Why Men Marry Some Women & Not Others: The ‘Reasons’ Will Shock You

I’m gonna share this with y’all because it’s just too rich to not tell someone. I am chatting, right now as I type, with a dude who claims to be interested in dating me, another Facebook friend who is enamored by my apparent ability to be charming in the few lines of a status update. Real life, eh. But social media, I’m slaying ‘em. Anyway, he just told me that among the other qualities I appear to possess, I’m pretty, but not too pretty, and that’s one of the things he likes about me.

Join me in a long, blank stare, won’t you?

It’s not that I think I’m gorg. Far from it. But is that the kind of thing you say to a woman when you’re trying to win her over? Can’t fault the man for keeping it really real, I guess. 

That leads me to the original intent of this post, which is not to divulge secrets about socially clumsy come-on lines. I stumbled across an email a friend sent like three years ago, six pages of findings from 2,000 interviews and research that were part of a book outline by author John T. Molloy. The title of the book itself was inflammatory: Why Men Marry Some Women and Not Others.
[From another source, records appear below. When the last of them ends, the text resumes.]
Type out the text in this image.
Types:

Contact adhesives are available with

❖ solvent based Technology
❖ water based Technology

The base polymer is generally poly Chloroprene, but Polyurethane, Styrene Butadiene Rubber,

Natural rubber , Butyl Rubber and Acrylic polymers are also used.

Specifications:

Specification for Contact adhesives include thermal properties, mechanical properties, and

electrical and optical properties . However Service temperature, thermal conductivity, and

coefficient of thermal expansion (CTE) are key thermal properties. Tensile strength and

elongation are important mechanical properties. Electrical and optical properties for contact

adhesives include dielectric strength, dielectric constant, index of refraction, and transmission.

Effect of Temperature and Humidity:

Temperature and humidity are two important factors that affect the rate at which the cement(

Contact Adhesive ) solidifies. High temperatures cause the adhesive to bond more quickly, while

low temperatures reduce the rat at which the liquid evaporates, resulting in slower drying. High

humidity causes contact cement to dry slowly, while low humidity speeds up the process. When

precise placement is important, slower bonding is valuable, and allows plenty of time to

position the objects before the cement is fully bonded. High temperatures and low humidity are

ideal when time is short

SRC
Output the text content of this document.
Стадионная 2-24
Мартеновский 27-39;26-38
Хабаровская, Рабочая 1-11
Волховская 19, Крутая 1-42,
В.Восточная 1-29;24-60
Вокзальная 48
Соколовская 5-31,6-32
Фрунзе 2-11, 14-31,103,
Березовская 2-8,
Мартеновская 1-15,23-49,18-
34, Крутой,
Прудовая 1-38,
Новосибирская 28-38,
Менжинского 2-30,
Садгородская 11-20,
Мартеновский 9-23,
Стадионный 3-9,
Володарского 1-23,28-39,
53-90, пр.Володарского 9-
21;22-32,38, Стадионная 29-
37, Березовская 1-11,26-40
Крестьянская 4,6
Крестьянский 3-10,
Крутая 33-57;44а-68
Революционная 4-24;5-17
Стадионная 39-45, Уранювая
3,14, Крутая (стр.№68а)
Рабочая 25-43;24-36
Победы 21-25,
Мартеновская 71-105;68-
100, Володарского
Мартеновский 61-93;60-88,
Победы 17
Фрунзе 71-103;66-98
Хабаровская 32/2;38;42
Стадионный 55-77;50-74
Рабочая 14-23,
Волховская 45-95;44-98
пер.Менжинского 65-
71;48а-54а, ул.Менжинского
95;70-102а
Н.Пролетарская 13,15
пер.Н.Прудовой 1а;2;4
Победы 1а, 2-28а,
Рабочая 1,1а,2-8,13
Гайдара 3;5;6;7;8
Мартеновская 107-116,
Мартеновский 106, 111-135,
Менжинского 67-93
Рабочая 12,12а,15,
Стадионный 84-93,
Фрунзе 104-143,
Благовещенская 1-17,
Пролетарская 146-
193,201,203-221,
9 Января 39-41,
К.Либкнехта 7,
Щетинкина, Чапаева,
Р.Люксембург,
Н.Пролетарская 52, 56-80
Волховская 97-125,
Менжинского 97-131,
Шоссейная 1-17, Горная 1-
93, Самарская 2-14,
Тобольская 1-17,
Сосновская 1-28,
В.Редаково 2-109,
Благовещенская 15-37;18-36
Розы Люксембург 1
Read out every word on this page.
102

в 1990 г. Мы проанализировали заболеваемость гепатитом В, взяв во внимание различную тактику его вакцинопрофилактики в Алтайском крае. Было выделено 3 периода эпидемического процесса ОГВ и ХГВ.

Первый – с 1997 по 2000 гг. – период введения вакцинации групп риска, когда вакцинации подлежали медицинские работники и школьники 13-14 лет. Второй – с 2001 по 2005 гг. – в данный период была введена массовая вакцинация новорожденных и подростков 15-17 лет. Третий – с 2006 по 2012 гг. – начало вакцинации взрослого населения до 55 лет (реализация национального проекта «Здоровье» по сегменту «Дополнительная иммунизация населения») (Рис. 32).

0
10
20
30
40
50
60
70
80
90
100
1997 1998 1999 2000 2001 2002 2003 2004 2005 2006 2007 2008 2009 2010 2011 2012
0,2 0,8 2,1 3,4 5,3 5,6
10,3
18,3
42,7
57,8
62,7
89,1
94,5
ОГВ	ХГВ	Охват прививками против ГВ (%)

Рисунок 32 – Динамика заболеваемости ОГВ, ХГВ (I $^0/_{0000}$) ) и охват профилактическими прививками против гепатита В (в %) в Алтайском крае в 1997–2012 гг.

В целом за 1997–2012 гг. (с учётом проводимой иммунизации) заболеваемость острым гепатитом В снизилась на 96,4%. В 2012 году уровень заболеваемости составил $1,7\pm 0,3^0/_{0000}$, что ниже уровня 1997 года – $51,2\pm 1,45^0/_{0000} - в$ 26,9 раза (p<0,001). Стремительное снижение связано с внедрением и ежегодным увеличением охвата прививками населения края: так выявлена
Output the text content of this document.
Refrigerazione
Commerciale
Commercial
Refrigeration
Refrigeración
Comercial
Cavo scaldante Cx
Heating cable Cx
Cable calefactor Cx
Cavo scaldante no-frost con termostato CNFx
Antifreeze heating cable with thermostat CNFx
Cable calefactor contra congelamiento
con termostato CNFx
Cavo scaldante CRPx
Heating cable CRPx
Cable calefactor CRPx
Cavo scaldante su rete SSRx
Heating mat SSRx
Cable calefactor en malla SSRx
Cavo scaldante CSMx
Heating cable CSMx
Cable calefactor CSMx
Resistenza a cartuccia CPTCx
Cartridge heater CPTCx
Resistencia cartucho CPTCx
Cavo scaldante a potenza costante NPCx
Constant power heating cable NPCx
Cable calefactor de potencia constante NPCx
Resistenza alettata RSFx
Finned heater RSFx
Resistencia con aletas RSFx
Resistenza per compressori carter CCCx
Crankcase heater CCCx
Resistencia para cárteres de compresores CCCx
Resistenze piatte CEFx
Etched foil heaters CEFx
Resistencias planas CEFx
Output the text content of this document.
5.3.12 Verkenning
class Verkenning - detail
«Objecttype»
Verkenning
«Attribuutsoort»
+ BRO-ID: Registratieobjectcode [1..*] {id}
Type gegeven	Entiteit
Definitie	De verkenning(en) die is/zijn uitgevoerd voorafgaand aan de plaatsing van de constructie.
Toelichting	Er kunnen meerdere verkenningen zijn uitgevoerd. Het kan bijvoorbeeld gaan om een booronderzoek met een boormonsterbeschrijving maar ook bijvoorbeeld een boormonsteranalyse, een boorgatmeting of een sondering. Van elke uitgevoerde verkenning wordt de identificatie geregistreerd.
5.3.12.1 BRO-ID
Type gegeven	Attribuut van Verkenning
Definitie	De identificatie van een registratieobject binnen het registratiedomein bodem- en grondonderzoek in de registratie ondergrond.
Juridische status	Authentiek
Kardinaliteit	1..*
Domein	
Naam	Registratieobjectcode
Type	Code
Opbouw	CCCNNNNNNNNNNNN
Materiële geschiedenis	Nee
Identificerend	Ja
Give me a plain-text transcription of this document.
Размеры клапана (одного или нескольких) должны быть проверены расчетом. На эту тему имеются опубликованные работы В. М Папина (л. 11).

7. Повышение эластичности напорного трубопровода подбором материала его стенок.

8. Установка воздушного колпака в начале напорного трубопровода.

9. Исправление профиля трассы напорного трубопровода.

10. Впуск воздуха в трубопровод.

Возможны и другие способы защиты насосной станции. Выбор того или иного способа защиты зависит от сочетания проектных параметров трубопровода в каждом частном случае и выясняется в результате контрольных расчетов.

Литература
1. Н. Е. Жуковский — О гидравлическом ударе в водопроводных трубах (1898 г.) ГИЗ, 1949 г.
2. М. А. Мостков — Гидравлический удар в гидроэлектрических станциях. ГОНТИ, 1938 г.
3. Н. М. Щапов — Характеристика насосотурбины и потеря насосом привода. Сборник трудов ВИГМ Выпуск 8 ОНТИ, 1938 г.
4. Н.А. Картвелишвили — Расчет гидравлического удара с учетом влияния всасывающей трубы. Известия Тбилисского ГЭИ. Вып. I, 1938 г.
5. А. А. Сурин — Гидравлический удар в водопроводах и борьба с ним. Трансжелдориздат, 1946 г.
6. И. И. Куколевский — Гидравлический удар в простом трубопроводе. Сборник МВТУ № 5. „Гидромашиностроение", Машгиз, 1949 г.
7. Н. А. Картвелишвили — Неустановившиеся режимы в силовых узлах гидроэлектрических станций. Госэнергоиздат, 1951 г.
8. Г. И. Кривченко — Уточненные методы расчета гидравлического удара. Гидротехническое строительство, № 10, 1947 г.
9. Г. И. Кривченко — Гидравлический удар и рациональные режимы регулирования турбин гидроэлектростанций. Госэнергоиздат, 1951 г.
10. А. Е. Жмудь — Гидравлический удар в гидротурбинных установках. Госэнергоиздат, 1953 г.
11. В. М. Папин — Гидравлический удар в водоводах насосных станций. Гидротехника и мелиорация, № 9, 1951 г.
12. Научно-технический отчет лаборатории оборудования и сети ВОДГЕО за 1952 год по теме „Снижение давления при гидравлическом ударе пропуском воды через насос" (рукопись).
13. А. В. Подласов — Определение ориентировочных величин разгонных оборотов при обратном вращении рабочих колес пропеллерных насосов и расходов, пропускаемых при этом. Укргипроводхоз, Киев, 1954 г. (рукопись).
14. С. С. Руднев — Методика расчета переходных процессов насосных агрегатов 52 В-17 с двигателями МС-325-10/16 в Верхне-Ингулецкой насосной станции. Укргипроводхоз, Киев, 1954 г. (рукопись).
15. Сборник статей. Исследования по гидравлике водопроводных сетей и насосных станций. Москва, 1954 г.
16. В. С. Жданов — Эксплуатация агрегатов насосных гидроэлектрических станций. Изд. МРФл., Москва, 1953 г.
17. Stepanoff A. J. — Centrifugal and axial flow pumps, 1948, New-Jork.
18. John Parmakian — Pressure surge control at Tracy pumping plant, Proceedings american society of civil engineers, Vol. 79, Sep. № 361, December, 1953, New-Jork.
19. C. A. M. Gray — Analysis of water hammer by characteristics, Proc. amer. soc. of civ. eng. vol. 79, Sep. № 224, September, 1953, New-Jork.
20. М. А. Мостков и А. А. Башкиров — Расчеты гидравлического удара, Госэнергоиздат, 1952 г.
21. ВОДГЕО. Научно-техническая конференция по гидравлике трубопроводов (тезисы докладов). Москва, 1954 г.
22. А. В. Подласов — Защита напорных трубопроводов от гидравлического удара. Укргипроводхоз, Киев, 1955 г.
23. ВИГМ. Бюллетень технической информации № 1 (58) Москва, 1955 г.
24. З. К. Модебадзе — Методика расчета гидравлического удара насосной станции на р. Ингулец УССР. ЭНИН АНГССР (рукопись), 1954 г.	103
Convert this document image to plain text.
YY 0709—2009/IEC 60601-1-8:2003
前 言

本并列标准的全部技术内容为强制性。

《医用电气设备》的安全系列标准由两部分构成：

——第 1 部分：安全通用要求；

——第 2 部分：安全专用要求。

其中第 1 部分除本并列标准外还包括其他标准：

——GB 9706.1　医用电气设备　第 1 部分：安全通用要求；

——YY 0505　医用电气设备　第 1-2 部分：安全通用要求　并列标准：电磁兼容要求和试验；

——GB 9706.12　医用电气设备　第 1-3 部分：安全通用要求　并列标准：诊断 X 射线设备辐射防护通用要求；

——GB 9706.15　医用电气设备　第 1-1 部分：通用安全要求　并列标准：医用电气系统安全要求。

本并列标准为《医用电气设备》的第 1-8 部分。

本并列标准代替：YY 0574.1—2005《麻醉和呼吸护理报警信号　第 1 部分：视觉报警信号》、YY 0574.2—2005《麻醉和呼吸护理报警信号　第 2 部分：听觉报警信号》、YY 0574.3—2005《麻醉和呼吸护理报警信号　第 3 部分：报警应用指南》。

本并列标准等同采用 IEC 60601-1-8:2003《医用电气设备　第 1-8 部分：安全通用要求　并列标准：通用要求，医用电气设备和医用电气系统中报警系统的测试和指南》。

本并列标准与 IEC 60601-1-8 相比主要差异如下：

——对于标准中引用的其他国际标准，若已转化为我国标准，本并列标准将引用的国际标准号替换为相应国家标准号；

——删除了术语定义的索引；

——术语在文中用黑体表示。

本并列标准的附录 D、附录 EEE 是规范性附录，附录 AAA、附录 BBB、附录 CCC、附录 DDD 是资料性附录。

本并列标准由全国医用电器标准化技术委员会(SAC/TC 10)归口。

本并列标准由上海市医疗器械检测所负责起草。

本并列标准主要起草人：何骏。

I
In true Janelle fashion, I’d printed out the email with the intent to read it later. But it’s funny that it should reemerge now, considering Molloy says, statistically, women who are a) over 35 and b) overweight are much less likely to get married.

(Looks at my birth certificate. Looks at the bulge hanging over the waistband of my Hello Kitty pajamas. If both of those are true, seems like my chances are pretty slim. I, on the other hand, am not. I mean, I’ve got a few years until I’m 35 but it doesn’t look like I’m riding on the fast track to romance. That and I love starches far too much to ever be considered thin.)

There are other guidelines Molloy says women should take into consideration in order to get hitched.

1. Insist on it.
2. If you find yourself in a dead-end relationship, move on.
3. Love yourself first.
4. Commit yourself to the idea of getting married.
5. Keep in shape, watch your weight, and take care of your appearance.
6. Time is running out—use time wisely in your search for the marrying man.

I guess for us gals approaching and beyond that 35-year mark, #6 should be boldfaced, highlighted, and set apart in strobe lights.

There’s more age-based pandemonium. Molloy also attests out that a man is less likely to marry after the age of 37-38, even less so after he turns 43. Another time-crunch kicker: most men propose after 18 months, he says. If at the end of 22 months, he hasn’t coughed up a ring, chances start to dwindle, and they plummet after 3.5 years. Beyond 7, you might as well pack up those white-gown-wearing dreams and move on.

Then there’s this: If a woman is convinced that marriage is essential to her happiness, she is more likely to marry. Oh. And yet I’ve heard so many stories about a gal—living her life, not hating her singleness—just stumbling across The One. If you’re convinced that marriage is essential to your happiness and then you never wind up getting married, does that mean you’re destined to be incomplete? Or sad? Or sad and incomplete? Awww.

Basically, these “reasons” why some men marry some women boil down to a thin, young woman finding a dude who’s at a point in his life where he’s ready to settle down. And really, did anyone really need a book to tell them that? A show of hands, please.

I’ve already bemoaned the overwhelming number of folks, particularly guys, positioning themselves as relationship experts just so they can make a killing off of telling women what’s wrong with us and what we need to do better in order to get married. The book was published back in 2004—well before this influx of know-it-alls started capitalizing. I’m just way late reading my notes. But really, is any of that information news to you?

What makes someone marriage material in your book?